I referenced 1999 because that’s when my team started building Princeton Review’s first online courses. By 2007, companies offered up to 10 different books to prepare for a given test, online courses available at prices from free to $1000, shorter live courses at your school as relatively inexpensive as $200 up to retail courses for $1500, one-on-one tutoring for $400 an hour or more, and even prep on mobile devices such as a cell phone! Whew, long sentence.
On the other hand, if you go back only another 20 years to the late 70s, the only test prep available were crap courses usually taught by the most boring, crotchety librarian you can imagine—from some company called Stanley Kaplan. More on that another time!
Anyway, in 2010, the diversification continues: type in your favorite (ha) standardized test in the iTunes search box if you don’t believe me. There are even tutors who charge 25 THOUSAND DOLLARS (don’t worry, I’m not recommending that).
This is all wrong, right? Why did it happen? It’s pretty simple. People obviously will pay for test prep now that much of it actually helps. Test prep was well, boring and meaningless to most through the 1970s. Then Princeton Review came around, so they get most of the credit for initiating the expansion: Founder John Katzman and colleagues pretty quickly took leadership of the SAT prep market by offering cool, interesting teachers and strategy that worked (unlike Kaplan’s at that time). Kaplan eventually got it together, but not before Princeton Review was a strong number 2 in all the graduate and professional markets as well.
From there, test prep exploded once folks started offering these programs that actually respected the customer (and therefore worked). Furthermore, people also have different preferences, schedules, learning styles, budgets, etc. So, technology—and that good old American entrepreneurial spirit—drove the test prep explosion further.
Some people want to prepare alone, in their underwear, in front of a computer, at midnight—rather than in a classroom with that irritating teacher’s pet in the front row. They buy online courses.

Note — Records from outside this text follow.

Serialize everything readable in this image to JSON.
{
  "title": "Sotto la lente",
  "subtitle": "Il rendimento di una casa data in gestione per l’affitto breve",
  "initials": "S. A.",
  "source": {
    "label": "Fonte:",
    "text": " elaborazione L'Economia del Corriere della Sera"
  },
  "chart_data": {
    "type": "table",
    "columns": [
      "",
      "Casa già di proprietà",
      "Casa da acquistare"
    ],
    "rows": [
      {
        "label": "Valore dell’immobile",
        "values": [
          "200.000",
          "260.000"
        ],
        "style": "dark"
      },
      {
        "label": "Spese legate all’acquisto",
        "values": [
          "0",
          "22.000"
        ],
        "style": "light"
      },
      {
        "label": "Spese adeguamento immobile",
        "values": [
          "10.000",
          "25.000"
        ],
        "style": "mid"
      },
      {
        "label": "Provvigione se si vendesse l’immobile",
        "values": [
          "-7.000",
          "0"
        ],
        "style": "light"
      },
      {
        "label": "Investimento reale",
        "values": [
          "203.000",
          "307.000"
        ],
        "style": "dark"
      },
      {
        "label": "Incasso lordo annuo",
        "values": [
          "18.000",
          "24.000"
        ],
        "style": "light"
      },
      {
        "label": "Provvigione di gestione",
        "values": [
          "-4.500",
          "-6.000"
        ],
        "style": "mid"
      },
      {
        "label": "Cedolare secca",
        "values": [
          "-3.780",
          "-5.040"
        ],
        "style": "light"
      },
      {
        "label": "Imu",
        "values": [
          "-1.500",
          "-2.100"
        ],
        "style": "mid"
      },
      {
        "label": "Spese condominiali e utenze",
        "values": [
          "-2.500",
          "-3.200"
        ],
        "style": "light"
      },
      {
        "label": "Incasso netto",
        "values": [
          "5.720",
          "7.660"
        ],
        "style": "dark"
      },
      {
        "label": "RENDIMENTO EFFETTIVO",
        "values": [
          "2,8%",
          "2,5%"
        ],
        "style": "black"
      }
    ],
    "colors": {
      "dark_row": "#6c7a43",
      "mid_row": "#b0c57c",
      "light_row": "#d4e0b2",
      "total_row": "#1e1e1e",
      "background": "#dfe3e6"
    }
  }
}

Some people have an hour train ride every day and would love to use that time to prep. They now do that on their mobile devices, which we all prefer to them talking on the phone.
And, as I’ve said elsewhere, these approaches, which are often less expensive, can work for you—if they fit the way you stay motivated and will learn.
Sure, some products are better than others. Some services are driven more by hype than by superior results (another future column). But there are innumerable test prep tools and services out there in a variety of formats at all price points. It’s good news.
As I discuss in other posts, the most important decision you can make is not necessarily which test prep company, but rather what tools and approaches to use. 30 years ago you had one or two choices. Today, well, it’s crazy.